There are multiple rust fungi that affect cedars (junipers): cedar-quince rust, cedar-hawthorn rust, and cedar-apple rust. All of these rusts require two different hosts and alternate between them during the year. Cedar-quince rust appears as elongated branch swellings that produce orange spores. These distorted twigs can result in dieback on the hawthorn host. It will also cause cankers on the cedar host. Both cedar-apple rust and cedar-hawthorn rust cause round galls on the cedar host and orange spots in late spring and early summer on the leaves of crabapples and hawthorns.
Cedar rusts occur frequently on flowering crabapple, hawthorn, and apple trees, and occasionally on flowering quince, serviceberry, and mountain ash. The twigs and fruits of hawthorns are commonly affected. The disease fungi spend part of their life cycle on certain species and cultivars of juniper, and the other part on the alternate hosts mentioned above.
The fungi that cause cedar rusts overwinter in galls or cankers on susceptible junipers, especially Eastern red cedar (a species of juniper). During wet periods in the spring, the cedar galls swell and produce orange, gelatinous spore horns. Spores are carried by the wind from the cedar galls to nearby alternate hosts. If the timing is right, and there is enough moisture, the spores will infect the foliage, fruit, and stems of these nearby alternate hosts.

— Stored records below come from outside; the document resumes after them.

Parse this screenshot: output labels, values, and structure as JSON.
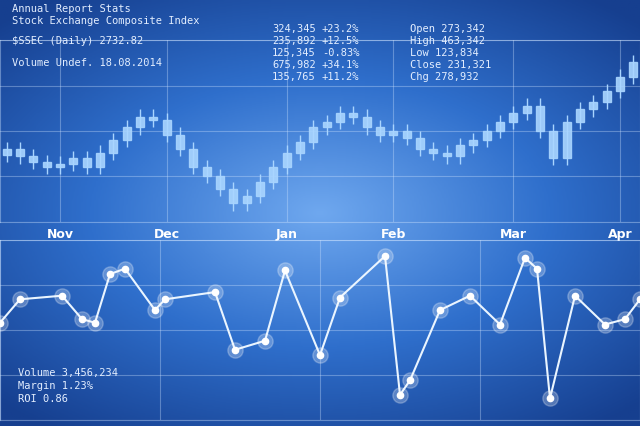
{
  "header": [
    "Annual Report Stats",
    "Stock Exchange Composite Index",
    "$SSEC (Daily) 2732.82",
    "Volume Undef. 18.08.2014"
  ],
  "quotes": [
    [
      "324,345",
      "+23.2%"
    ],
    [
      "235,892",
      "+12.5%"
    ],
    [
      "125,345",
      "-0.83%"
    ],
    [
      "675,982",
      "+34.1%"
    ],
    [
      "135,765",
      "+11.2%"
    ]
  ],
  "stats": [
    "Open 273,342",
    "High 463,342",
    "Low 123,834",
    "Close 231,321",
    "Chg 278,932"
  ],
  "footer": [
    "Volume 3,456,234",
    "Margin 1.23%",
    "ROI 0.86"
  ],
  "chart_data": [
    {
      "type": "candlestick",
      "categories": [
        null,
        null,
        null,
        null,
        "Nov",
        null,
        null,
        null,
        null,
        null,
        null,
        null,
        "Dec",
        null,
        null,
        null,
        null,
        null,
        null,
        null,
        null,
        "Jan",
        null,
        null,
        null,
        null,
        null,
        null,
        null,
        "Feb",
        null,
        null,
        null,
        null,
        null,
        null,
        null,
        null,
        "Mar",
        null,
        null,
        null,
        null,
        null,
        null,
        null,
        "Apr",
        null
      ],
      "open": [
        37,
        40,
        36,
        33,
        30,
        32,
        35,
        30,
        38,
        45,
        52,
        58,
        56,
        48,
        40,
        30,
        25,
        18,
        10,
        14,
        22,
        30,
        38,
        44,
        52,
        55,
        60,
        58,
        52,
        48,
        50,
        46,
        40,
        38,
        36,
        42,
        45,
        50,
        55,
        60,
        64,
        50,
        35,
        55,
        62,
        66,
        72,
        80
      ],
      "high": [
        44,
        44,
        40,
        37,
        36,
        39,
        39,
        42,
        49,
        56,
        62,
        62,
        60,
        52,
        44,
        34,
        29,
        22,
        18,
        26,
        34,
        42,
        48,
        56,
        59,
        64,
        64,
        62,
        56,
        54,
        54,
        50,
        44,
        42,
        46,
        49,
        54,
        59,
        64,
        68,
        68,
        54,
        59,
        66,
        70,
        76,
        84,
        92
      ],
      "low": [
        33,
        32,
        29,
        26,
        26,
        28,
        26,
        26,
        34,
        41,
        48,
        52,
        44,
        36,
        26,
        21,
        14,
        6,
        6,
        10,
        18,
        26,
        34,
        40,
        48,
        51,
        54,
        48,
        44,
        44,
        42,
        36,
        34,
        32,
        32,
        38,
        41,
        46,
        51,
        56,
        46,
        31,
        31,
        51,
        58,
        62,
        68,
        76
      ],
      "close": [
        40,
        36,
        33,
        30,
        32,
        35,
        30,
        38,
        45,
        52,
        58,
        56,
        48,
        40,
        30,
        25,
        18,
        10,
        14,
        22,
        30,
        38,
        44,
        52,
        55,
        60,
        58,
        52,
        48,
        50,
        46,
        40,
        38,
        36,
        42,
        45,
        50,
        55,
        60,
        64,
        50,
        35,
        55,
        62,
        66,
        72,
        80,
        88
      ],
      "color": "#a9d5ff",
      "ylim": [
        0,
        100
      ],
      "yticks": [
        0,
        25,
        50,
        75,
        100
      ],
      "grid": true,
      "tick_labels": "x"
    },
    {
      "type": "line",
      "x": [
        0,
        20,
        62,
        82,
        95,
        110,
        125,
        155,
        165,
        215,
        235,
        265,
        285,
        320,
        340,
        385,
        400,
        410,
        440,
        470,
        500,
        525,
        537,
        550,
        575,
        605,
        625,
        640
      ],
      "values": [
        54,
        67,
        69,
        56,
        54,
        81,
        84,
        61,
        67,
        71,
        39,
        44,
        83,
        36,
        68,
        91,
        14,
        22,
        61,
        69,
        53,
        90,
        84,
        12,
        69,
        53,
        56,
        67
      ],
      "color": "#eaf5ff",
      "marker": "o",
      "line_style": "solid",
      "xlim": [
        0,
        640
      ],
      "xticks": [
        0,
        160,
        320,
        480,
        640
      ],
      "ylim": [
        0,
        100
      ],
      "yticks": [
        0,
        25,
        50,
        75,
        100
      ],
      "grid": true,
      "tick_labels": false
    }
  ]
}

Junipers are then reinfected in late summer by spores produced from infected tissue on the alternate hosts.
Apply at least two fungicide treatments in the spring to help prevent infection on crabapples, hawthorns, and other susceptible hosts. Susceptible junipers can also be sprayed in mid to late-summer to control reinfection of cedar rusts, although this is usually not necessary. Fertilizing affected plants with a source of slow-release nitrogen will help promote recovery.